***Apparently my family (parents/siblings) thinks MS is something like the flu or a bad kidney infection. They were lovingly by my side in January when everything went down and I got the dx but since mid-Feb., the subject hasn't come up. I avoid mentioning it because it just sounds whiny but I would like to talk about it sometimes with them. It's as if nothing in the family has changed...but in my life, it seems EVERYTHING has changed. I know they care about me so maybe they're just waiting for me to bring it up.
***Will I reach a point when ALL my thoughts aren't about this disease? I'm sure it's perfectly normal to be consumed with something like this for a period of time, it's been 4 months since my dx so I'm thinking, maybe after 6 months or a year, it will become just another part of who I am and I won't dwell on it so much.
***A little consistency would be nice with the Rebif side effects. I'm on week 12 and some days I find the "sweet spot", no sting, no blood and just a small site reaction. Other days I may get a dime-sized spot of dark blood, horrible sting and a large,painful lump that lasts 5-7 days. This mostly occurs when I inject my thighs. Am I maybe getting muscle instead of fat? Also, most days I have hardly any of the flu-like symptoms as long as I take ibuprofin, just a little fatigue but I've had a few injections that made me terribly sick the next morning. I'm Just wondering what the difference is. It's like a coin toss, will this be good shot day or bad shot day.

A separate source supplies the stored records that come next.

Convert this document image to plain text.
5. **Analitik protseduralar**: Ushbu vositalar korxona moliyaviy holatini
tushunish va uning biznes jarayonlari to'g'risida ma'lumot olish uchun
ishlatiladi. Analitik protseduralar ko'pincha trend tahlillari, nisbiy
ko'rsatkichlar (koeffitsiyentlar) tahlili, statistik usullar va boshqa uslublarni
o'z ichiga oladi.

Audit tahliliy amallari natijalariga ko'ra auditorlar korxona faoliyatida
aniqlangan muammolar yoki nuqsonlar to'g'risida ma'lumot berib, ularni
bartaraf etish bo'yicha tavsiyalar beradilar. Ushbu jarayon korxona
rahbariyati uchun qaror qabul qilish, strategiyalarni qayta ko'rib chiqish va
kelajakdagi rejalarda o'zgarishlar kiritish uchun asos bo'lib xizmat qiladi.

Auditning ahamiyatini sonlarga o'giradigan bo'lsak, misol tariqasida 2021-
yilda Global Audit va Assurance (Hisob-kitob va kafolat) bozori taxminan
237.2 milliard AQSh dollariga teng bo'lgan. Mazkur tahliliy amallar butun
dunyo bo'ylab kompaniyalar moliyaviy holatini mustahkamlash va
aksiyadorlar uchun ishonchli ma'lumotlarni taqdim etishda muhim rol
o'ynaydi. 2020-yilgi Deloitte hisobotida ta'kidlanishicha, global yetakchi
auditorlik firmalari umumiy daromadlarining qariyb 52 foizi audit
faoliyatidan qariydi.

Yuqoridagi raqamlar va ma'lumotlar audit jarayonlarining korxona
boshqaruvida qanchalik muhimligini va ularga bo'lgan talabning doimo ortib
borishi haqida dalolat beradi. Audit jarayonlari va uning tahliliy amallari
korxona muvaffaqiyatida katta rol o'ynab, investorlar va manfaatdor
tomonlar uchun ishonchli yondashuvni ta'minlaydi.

***One of my first concerns when I found out I have MS (didn't know anything about it), was "Does it affect lifespan?" I read that on average, a person with MS may have a very slightly shorter lifespan (I don't remember the percentage). While that's good to know, it occurred to me that I'm sleeping several more hours per week than I used to due to the MS and/or meds. Add that up over the next 20 years or so and it may as well be a MUCH shorter lifespan.